Simone Barbès ou la vertu (Marie-Claude Treilhou, 1979)



Ancienne collaboratrice chez Vecchiali, faisant des apparitions chez Biette, Marie-Claude Treilhou est sorti du giron d’un cinéma français qui, sous le nom La Diagonale, vivait à la marge de la production cinématographique des années 70-80. Les cinéastes regroupés sous cette bannière (bien qu’éphémère comme le dira plus tard Vecchiali lui-même) creusaient chacun à sa manière un sillon dans lequel des personnages rarement dépeints au cinéma (des êtres qui dans leurs solitudes aigues en devenaient burlesques et insidieusement hors-normes) évoluaient dans des paysages de quotidien hypertrophié, se mouvant dans des espaces qui leurs étaient propres. On peut ainsi voir les décors et lieux de chacun de ces films comme des représentations mentales des personnages ; en l’occurrence ici, la voiture qui roule à travers la nuit à la fin du film se fait la caisse de résonnance des émotions des deux personnages qui la peuplent.
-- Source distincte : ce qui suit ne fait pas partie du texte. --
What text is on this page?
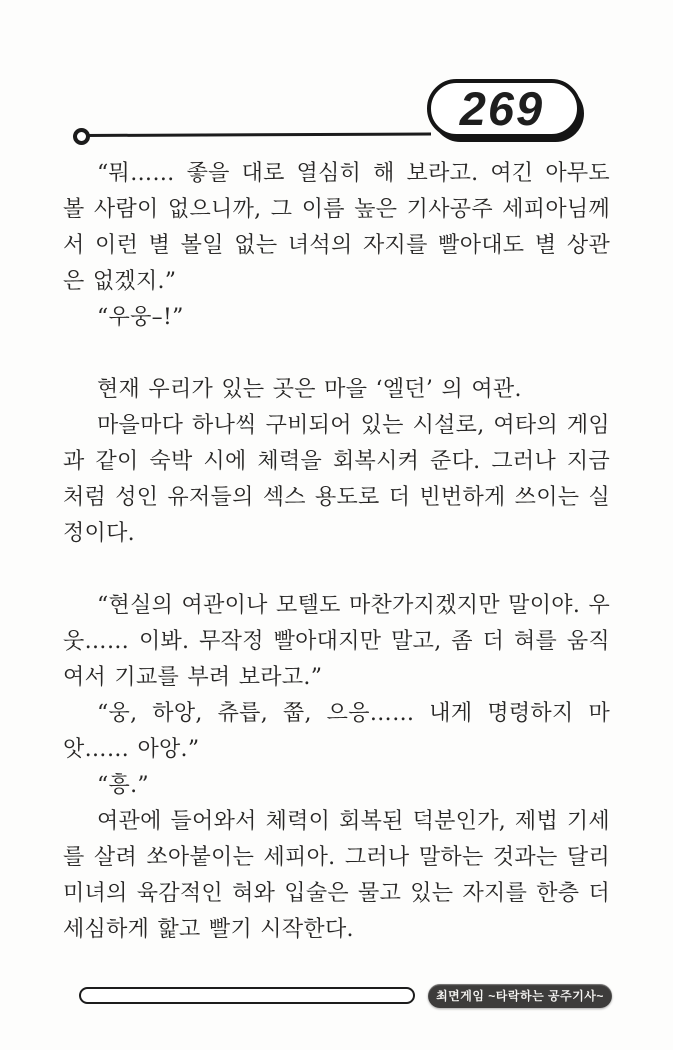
269

“뭐…… 좋을 대로 열심히 해 보라고. 여긴 아무도 볼 사람이 없으니까, 그 이름 높은 기사공주 세피아님께서 이런 별 볼일 없는 녀석의 자지를 빨아대도 별 상관은 없겠지.”

“우웅–!”

현재 우리가 있는 곳은 마을 ‘엘던’ 의 여관.

마을마다 하나씩 구비되어 있는 시설로, 여타의 게임과 같이 숙박 시에 체력을 회복시켜 준다. 그러나 지금처럼 성인 유저들의 섹스 용도로 더 빈번하게 쓰이는 실정이다.

“현실의 여관이나 모텔도 마찬가지겠지만 말이야. 우웃…… 이봐. 무작정 빨아대지만 말고, 좀 더 혀를 움직여서 기교를 부려 보라고.”

“웅, 하앙, 츄릅, 쭙, 으응…… 내게 명령하지 마앗…… 아앙.”

“흥.”

여관에 들어와서 체력이 회복된 덕분인가, 제법 기세를 살려 쏘아붙이는 세피아. 그러나 말하는 것과는 달리 미녀의 육감적인 혀와 입술은 물고 있는 자지를 한층 더 세심하게 핥고 빨기 시작한다.

최면게임 ~타락하는 공주기사~
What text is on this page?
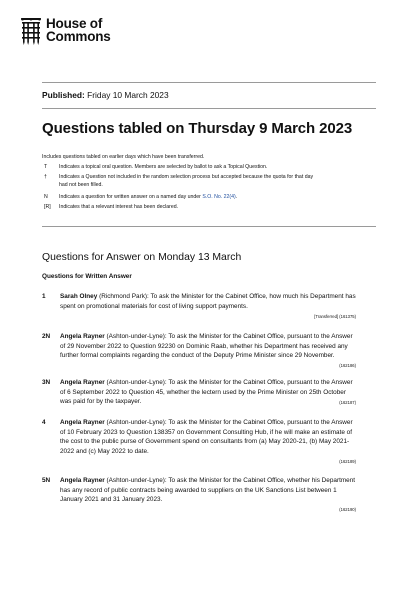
House of
Commons
Published: Friday 10 March 2023
Questions tabled on Thursday 9 March 2023
Includes questions tabled on earlier days which have been transferred.
T	Indicates a topical oral question. Members are selected by ballot to ask a Topical Question.
†	Indicates a Question not included in the random selection process but accepted because the quota for that day had not been filled.
N	Indicates a question for written answer on a named day under S.O. No. 22(4).
[R]	Indicates that a relevant interest has been declared.
Questions for Answer on Monday 13 March
Questions for Written Answer
1 Sarah Olney (Richmond Park): To ask the Minister for the Cabinet Office, how much his Department has spent on promotional materials for cost of living support payments.
[Transferred] (161375)
2N Angela Rayner (Ashton-under-Lyne): To ask the Minister for the Cabinet Office, pursuant to the Answer of 29 November 2022 to Question 92230 on Dominic Raab, whether his Department has received any further formal complaints regarding the conduct of the Deputy Prime Minister since 29 November.
(162186)
3N Angela Rayner (Ashton-under-Lyne): To ask the Minister for the Cabinet Office, pursuant to the Answer of 6 September 2022 to Question 45, whether the lectern used by the Prime Minister on 25th October was paid for by the taxpayer.	(162187)
4 Angela Rayner (Ashton-under-Lyne): To ask the Minister for the Cabinet Office, pursuant to the Answer of 10 February 2023 to Question 138357 on Government Consulting Hub, if he will make an estimate of the cost to the public purse of Government spend on consultants from (a) May 2020-21, (b) May 2021-2022 and (c) May 2022 to date.
(162189)
5N Angela Rayner (Ashton-under-Lyne): To ask the Minister for the Cabinet Office, whether his Department has any record of public contracts being awarded to suppliers on the UK Sanctions List between 1 January 2021 and 31 January 2023.
(162190)
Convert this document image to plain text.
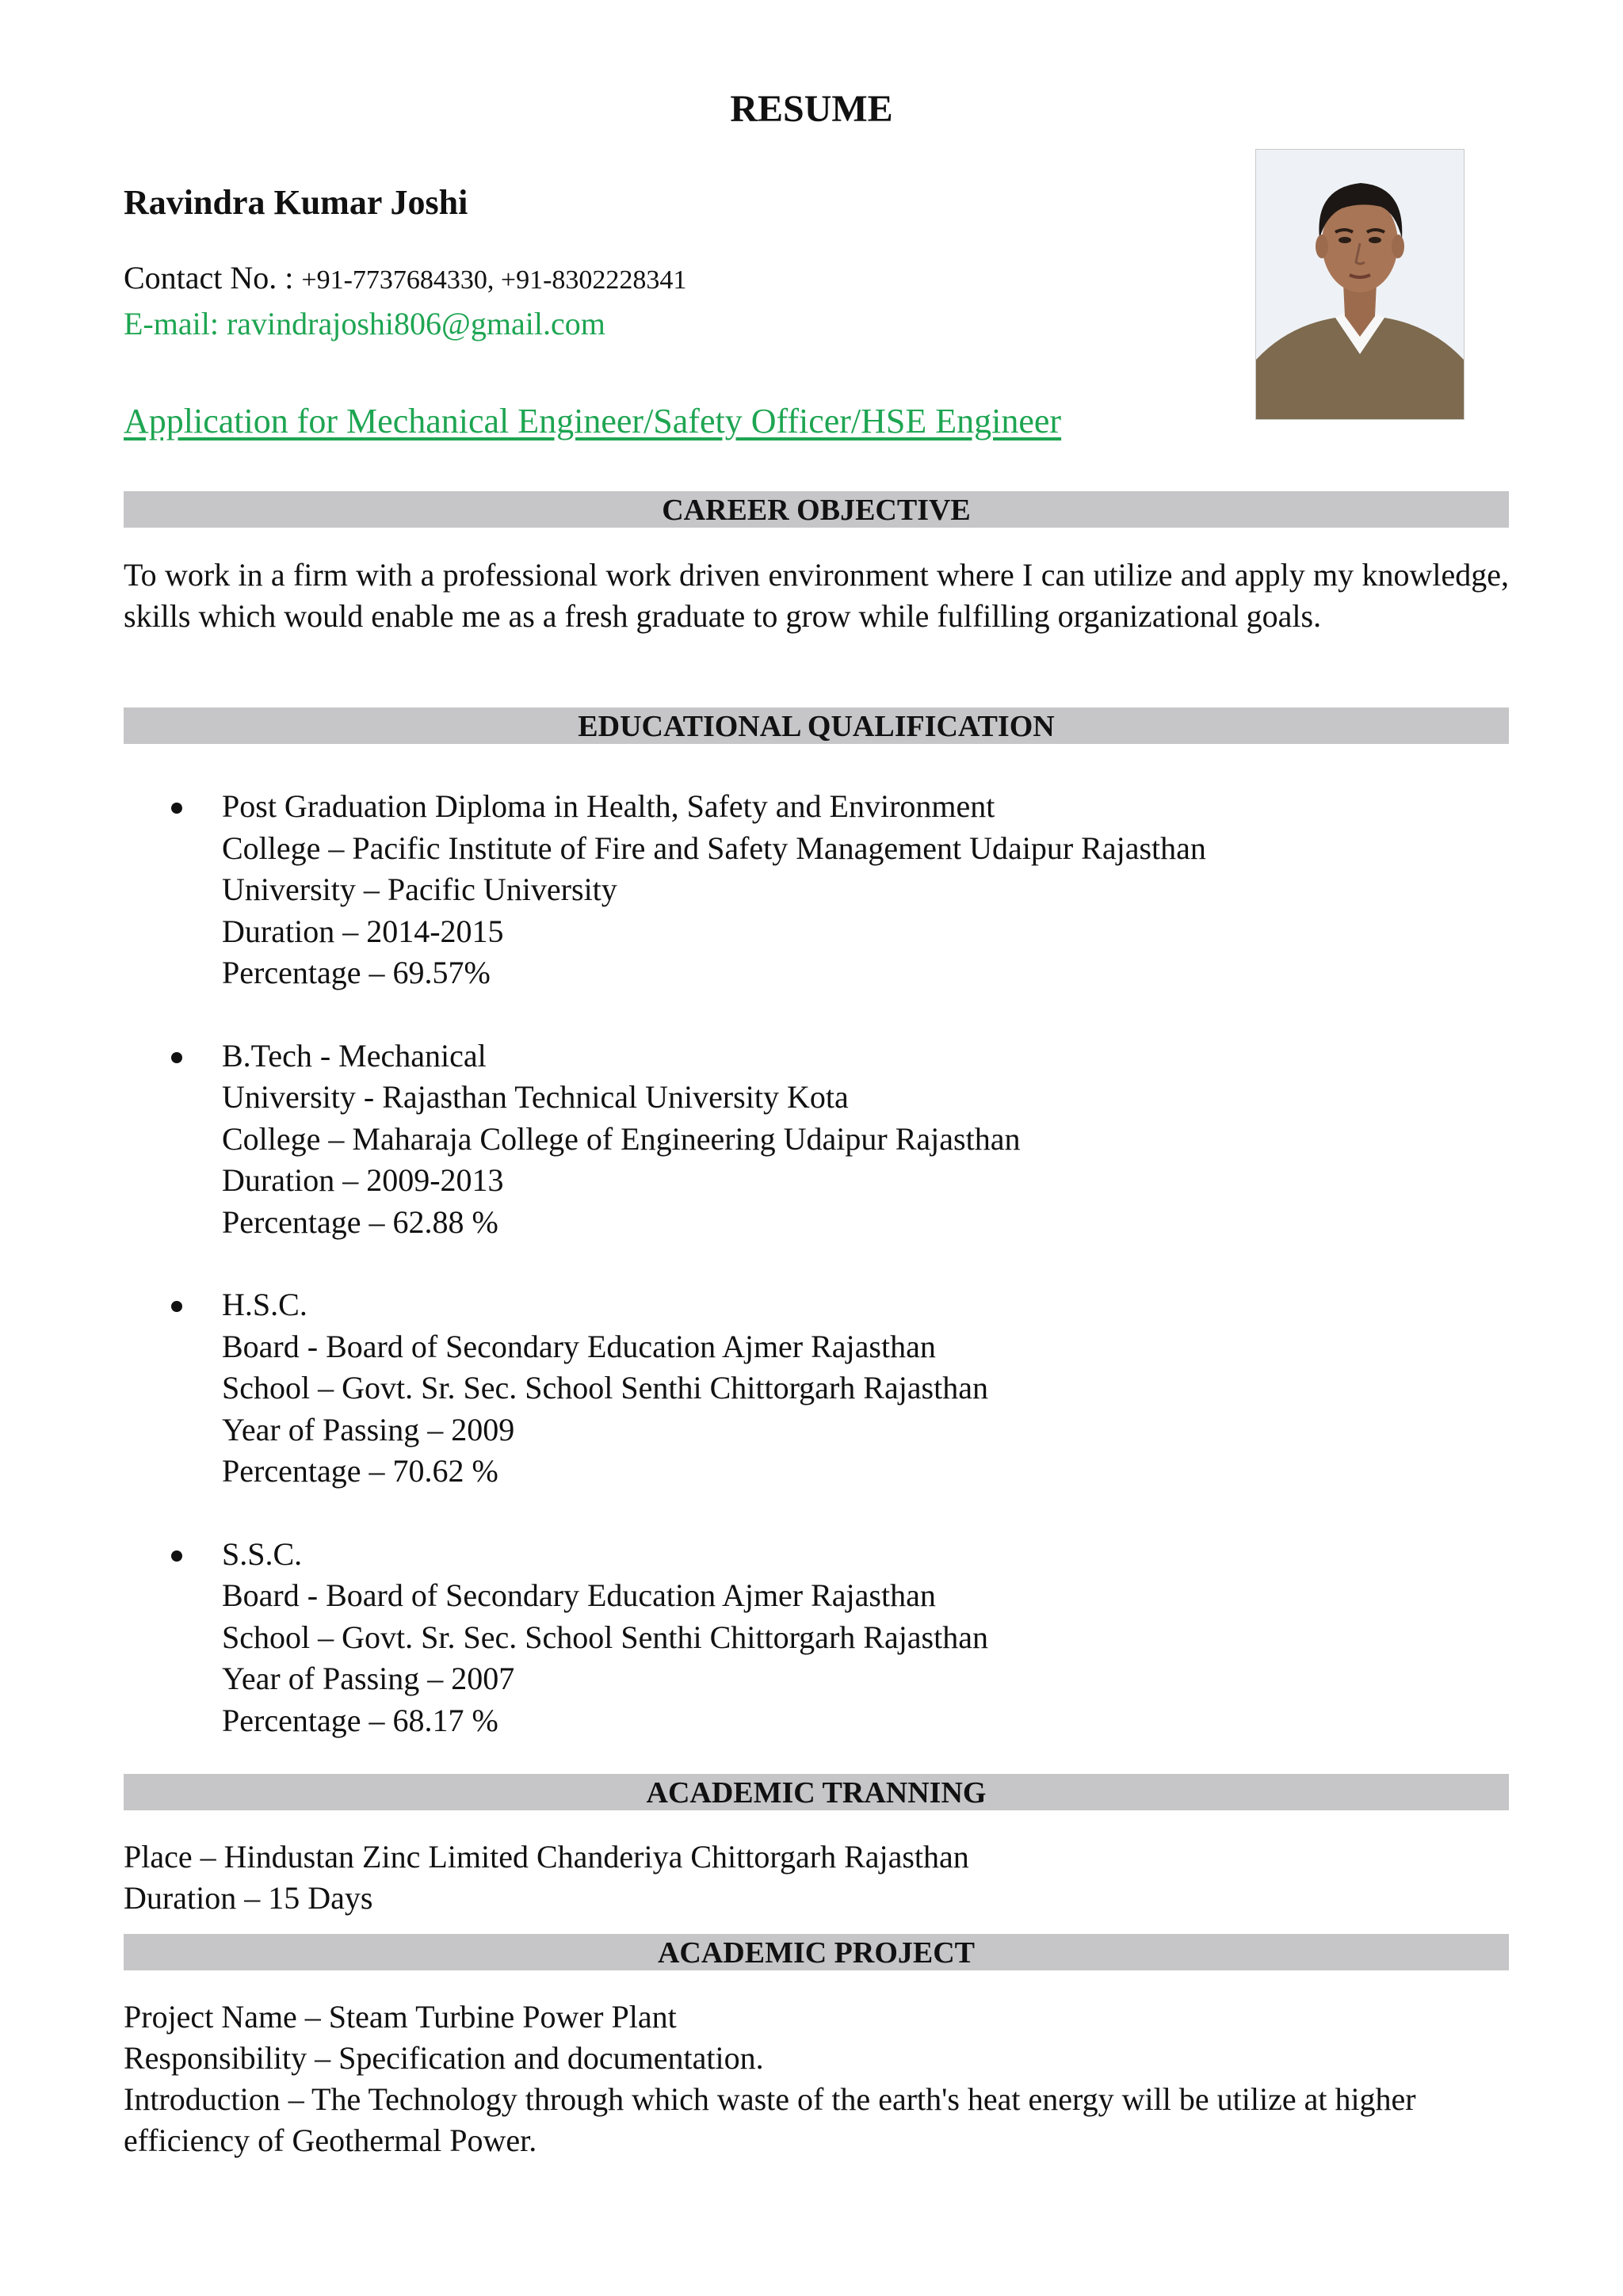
RESUME
Ravindra Kumar Joshi
Contact No. : +91-7737684330, +91-8302228341
E-mail: ravindrajoshi806@gmail.com
Application for Mechanical Engineer/Safety Officer/HSE Engineer
CAREER OBJECTIVE
To work in a firm with a professional work driven environment where I can utilize and apply my knowledge, skills which would enable me as a fresh graduate to grow while fulfilling organizational goals.
EDUCATIONAL QUALIFICATION
Post Graduation Diploma in Health, Safety and Environment
College – Pacific Institute of Fire and Safety Management Udaipur Rajasthan
University – Pacific University
Duration – 2014-2015
Percentage – 69.57%
B.Tech - Mechanical
University - Rajasthan Technical University Kota
College – Maharaja College of Engineering Udaipur Rajasthan
Duration – 2009-2013
Percentage – 62.88 %
H.S.C.
Board - Board of Secondary Education Ajmer Rajasthan
School – Govt. Sr. Sec. School Senthi Chittorgarh Rajasthan
Year of Passing – 2009
Percentage – 70.62 %
S.S.C.
Board - Board of Secondary Education Ajmer Rajasthan
School – Govt. Sr. Sec. School Senthi Chittorgarh Rajasthan
Year of Passing – 2007
Percentage – 68.17 %
ACADEMIC TRANNING
Place – Hindustan Zinc Limited Chanderiya Chittorgarh Rajasthan
Duration – 15 Days
ACADEMIC PROJECT
Project Name – Steam Turbine Power Plant
Responsibility – Specification and documentation.
Introduction – The Technology through which waste of the earth's heat energy will be utilize at higher efficiency of Geothermal Power.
Comme dans son court-métrage, Lourdes, l’hiver, pour lequel la cinéaste remporta le prix Jean Vigo et qui voit un couple de personnes âgées tenter de retrouver le car dans lequel ils sont arrivés dans la ville sainte, le schéma de Simone Barbès est quelque peu le même : dans l’éloignement tenter un rapprochement entre les êtres. Dans Simone Barbès, cette errance nonchalante dans un Paris nocturne, photographiée par Jean-Yves Escoffier, futur chef opérateur de Carax, est le moment idoine pour que deux êtres, blottis chacun dans leur chaleur, se rencontrent et fassent un bout de chemin ensemble, dans ce labyrinthe du minotaure qu’est devenue leur vie.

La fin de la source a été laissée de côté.